Em 1927, o primeiro voo comercial a cruzar os céus do Rio Grande do Sul foi acompanhado por um grupo que, do solo, observava perplexo. No hidroavião Dornier Wal, construído na Alemanha e projetado para decolar e pousar sobre as águas, se destacava o prefixo P-BAAA. O público gritava, contra a aeronave, ao ler a inscrição abaixo das asas: "baaa", "baaa", reiteradamente. A hipótese de que fora esse o momento da criação da expressão gauchesca de espanto não se apoia em bases científicas. Para os amantes da Varig, no entanto, tem mais força do que qualquer pesquisa histórica.
Fato, a primeira companhia aérea do país nasceu em Porto Alegre, liderou o setor nacional e carregava em sua frota o nome do Estado: Viação Aérea Rio-Grandense, simplesmente reconhecida pelo acrônimo Varig.
Em uma série de reportagens que serão publicadas a partir desta sexta-feira (16), produzidas com a análise de especialistas e apoiada nas memórias de quem viveu do ápice ao declínio, GZH retoma a história da Varig, 15 anos após o leilão que deu fim às suas operações. Em 20 de julho de 2006, depois de um processo de recuperação judicial, a companhia foi vendida à Varig Log, uma ex-subsidiária que, no início daquele ano havia sido adquirida pela Volo Brasil.
Ex-funcionários, até hoje, se ressentem pela derrocada financeira que levou ao fechamento - as dívidas alcançaram R$ 8 bilhões. Ainda, indenizações são discutidas na Justiça. Para as gerações que viajaram nos aviões azul e branco, o saudosismo impera.
Com a família do alemão Otto Ernst Meyer, pioneiro do modelo de transporte no Brasil, foram descobertos diários com relatos em primeira pessoa, guardados por uma das netas, e divulgados somente agora. O fundador da Varig foi chamado de “sonhador” e “picareta”.
Aos 89 anos de idade, a filha de Ruben Berta, presidente que transpôs fronteiras nos itinerários internacionais, lembra dos bailes que envolviam toda a corporação - em um deles conheceu o marido, comandante. Ela revela que o pai, encontrado morto dentro do escritório, havia sido alertado pelos médicos: não resistiria ao excesso de trabalho.

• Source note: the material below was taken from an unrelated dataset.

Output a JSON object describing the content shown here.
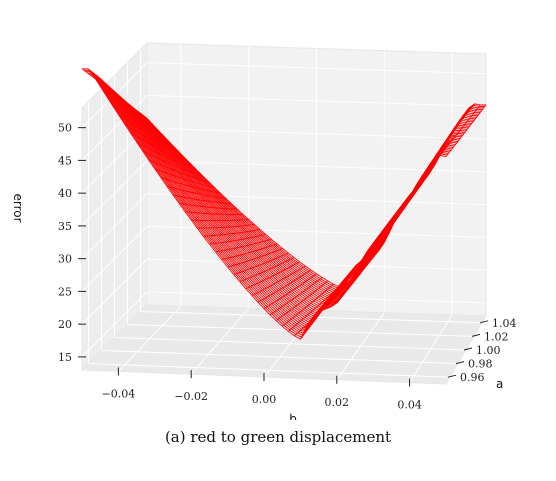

O último diretor a ocupar o cargo dormia na sede da companhia, durantes as negociações para tentar salvar a Varig. Marcelo Bottini retoma o pesadelo das viagens com um número ínfimo de poltronas ocupadas. A crise levou ao extremo: para atender os passageiros, café e açúcar eram levados de casa pelos comissários, que outrora se orgulhavam da excelência do serviço de bordo.
No mais populoso bairro da Capital, batizado em homenagem a Ruben Berta, a Vila Varig padece, com herdeiros de uma história sem final feliz.